La "gran novedad" de esta exposición, explica el comisario, es el formato en el que presentan las imágenes. "Cuando empezó a viajar por España en los 50 comenzó a trabajar con una cámara de formato medio que produce negativos de cuatro por cuatro y seis por seis, y no es que lo hiciera por un especial afán estético, lo hacía exclusivamente porque trabajaba para editoriales, y con esos cortes las editoriales podían cortar las fotos para que fuesen horizontales o verticales, según les conviniese. Este detalle redunda en su imagen de hombre práctico. Lo que pasa es que el tiempo ha demostrado que la creatividad estaba implícita en su misma forma de mirar. Y ahora, por vez primera, estas imágenes se exhiben en su tamaño original, hemos aprovechado todo el negativo, y resulta que tienen tanta fortaleza en la composición que no hace falta que sean cortadas de una forma o de otra, aunque él lo hiciera en su momento, pero sólo para adaptarse a la industria".
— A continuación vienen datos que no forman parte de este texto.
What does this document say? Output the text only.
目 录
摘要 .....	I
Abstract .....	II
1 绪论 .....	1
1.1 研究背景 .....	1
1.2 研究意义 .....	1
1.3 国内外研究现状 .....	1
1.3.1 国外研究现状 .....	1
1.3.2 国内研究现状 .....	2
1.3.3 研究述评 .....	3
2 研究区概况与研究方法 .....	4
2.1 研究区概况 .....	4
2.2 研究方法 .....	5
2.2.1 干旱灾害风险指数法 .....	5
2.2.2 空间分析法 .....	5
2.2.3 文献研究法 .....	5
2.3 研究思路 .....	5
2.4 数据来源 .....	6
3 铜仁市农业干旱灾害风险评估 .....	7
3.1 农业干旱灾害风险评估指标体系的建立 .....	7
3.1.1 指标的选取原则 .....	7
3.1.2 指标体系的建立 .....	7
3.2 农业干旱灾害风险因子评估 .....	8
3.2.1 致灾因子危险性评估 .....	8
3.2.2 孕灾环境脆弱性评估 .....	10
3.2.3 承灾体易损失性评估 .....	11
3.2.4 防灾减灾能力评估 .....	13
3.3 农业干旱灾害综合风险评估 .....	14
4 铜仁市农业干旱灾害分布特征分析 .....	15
En las tres salas que ocupan sus imágenes -seleccionadas de entre los más de 200.000 negativos suyos que se conservan en estado "impecable", y cuya suma representa para Conesa el "mayor y mejor" testimonio gráfico existente de "cómo éramos los españoles"-, puede contemplarse uno de sus trabajos más famosos, ese en el que un policía montado a caballo, medio sonriendo a ninguna parte, aparece enfrentado en la imagen al bebé de un cartel publicitario de polvos de talco. Un cura bendiciendo a un dálmata en el día de San Antón en la Barcelona de 1955; un grupo de hombres camino del trabajo, casi todos echándose la mano al bolsillo de la chaqueta mientras bajan enérgicos, se diría que orgullosos, las escaleras de una estación de metro en Madrid; seis señoritas paseando todas ellas agarradas del brazo por la Gran Vía de la capital en 1959, otra de sus obras más conocidas; dos estampas sevillanas, una -también célebre- en la que un hombre lanza un piropo a una mujer ante policías y curas en La Campana, y la otra, con una cofradía inidentificada cruzando el Puente de Triana en 1962... Decenas y decenas de imágenes -a veces de magnéticas geometrías como la del retrato de un chiquillo observando el escaparate de una librería barcelonesa- empapadas de Historia, sólo que sin mayúsculas.

Conesa pone un ejemplo que ilustra el carácter de Català-Roca, y por tanto también el de sus fotografías: "Fue muy amigo de Dalí y Miró. Los dos quisieron que trabajara para ellos, y él eligió a Miró. Dalí le decía: si usted quiere ser un fotógrafo famoso, en vez de estas fotografías, lo que debe hacer es coger una vaca, llenarla de explosivos y hacerla estallar, y esa foto dará la vuelta al mundo. Miró le propuso todo lo contrario: usted se viene a mi estudio, hace fotos mientras yo pinto pero usted no tiene por qué interrumpirme, ni yo a usted". A Miró, dice el comisario, le gustó que Català-Roca trabajara siempre como en un "espacio de silencio". Desde ahí, con "una mirada que suele partir de un punto de vista bajo, que tiene una facilidad enorme para acercarse a la gente y que dignifica todo aquello que pasa por su cámara", construyó una obra que contiene, vibrando todavía hoy, el aire de su tiempo.